Nim Chimpsky (get it?) spent a year or two in the loosey-goosey LaFarge household on the Upper West Side—my wife used to see him stumping around the 'hood in diapers with his overprotective minders—then, when it appeared that his sign language skills were being neglected, he was sequestered with Terrace's assistant in a disused mansion in the Bronx and brought down to Columbia for classroom catchup sessions. By this time, he had grown into an unruly adolescent with long, sharp fangs, a short attention span and the strength of many men. When he attacked one of his sign-language tutors and tore her cheek open, Terrace shut the project down, and Nim was banished to the primate research center in Oklahoma where he was born. Terrace added insult to this act of treachery by publishing a book in which he portrayed Nim as a "brilliant beggar" who mimicked his teachers to get rewards—hugs, snacks and the occasional puff on a joint. Except for supervised outings (and a few brief escape attempts), Nim spent the rest of his life behind bars.

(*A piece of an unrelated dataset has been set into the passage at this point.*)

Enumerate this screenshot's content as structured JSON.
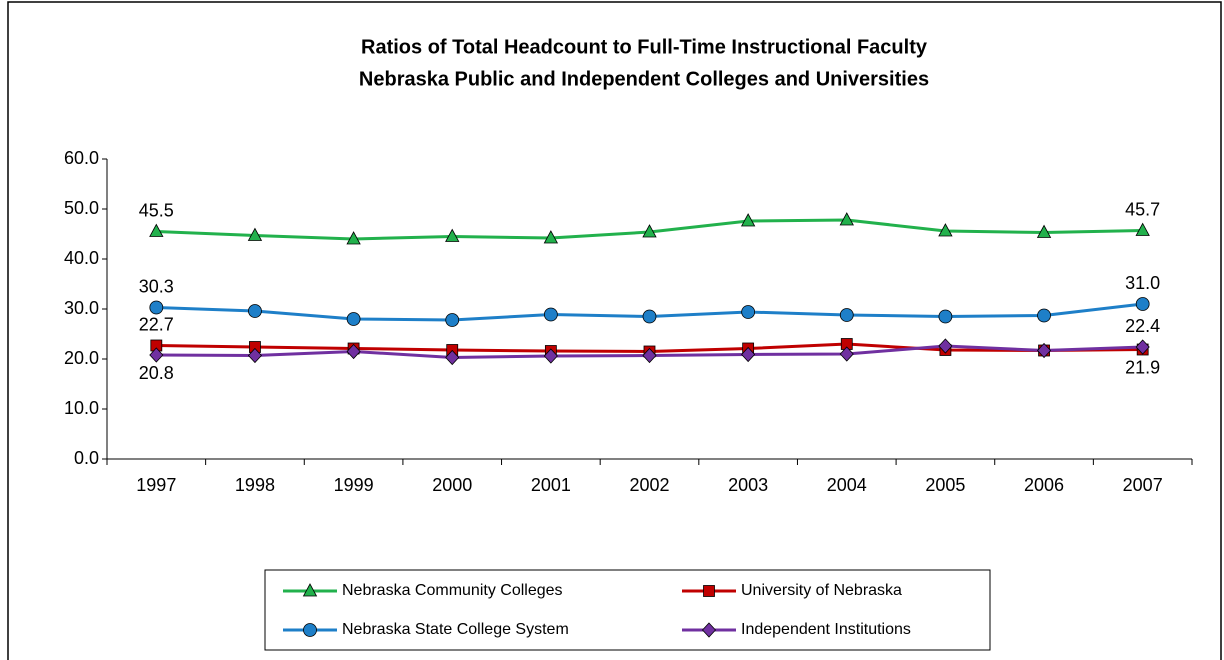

Since Nim was both an experimental subject and, at least for a few years, a chimp célèbre in his own right, Marsh had plenty of video clips to choose from; only purists will object to a couple of Errol Morris–style reenactments, and the interviews with the participants, thirty-odd years later, are fascinating. Terrace, especially as seen in the archival footage with his slicked-down comb-over and caterpillar mustache, makes a fine comic villain; his self-serving shiftiness contrasts amusingly with Nim's innocent seductions. We can empathize with Terrace's former assistant, Laura Pettito (now apparently a well known neuroscientist, though it isn't mentioned in the film), as she recalls how a brief, much-regretted affair with her boss compelled her to quit the project. Stephanie LaFarge comes across as a good-hearted, spacey 70s mom, the kind of character Dianne Wiest used to play; standouts among the supporting cast include Joyce Butler, a strong-minded alpha female who discouraged Nim from biting (biting her at any rate) by nipping him on the ear; and Bob Ingersoll, an affable Deadhead at the Oklahoma center who became Nim's BF and protector in his later years. The film wisely sidesteps the whole Chimpsky-Chomsky debate about animal communication, a debate that continues to sputter only because the Chomskyites keep moving the goalposts; I think most viewers would agree with something Bob Ingersoll said in an interview (don't think it's in the film) to the effect that the difference between Nim's signing "Stone smoke now!" and anyone else's saying "Dude, let's spark up a fatty!" is pretty much academic.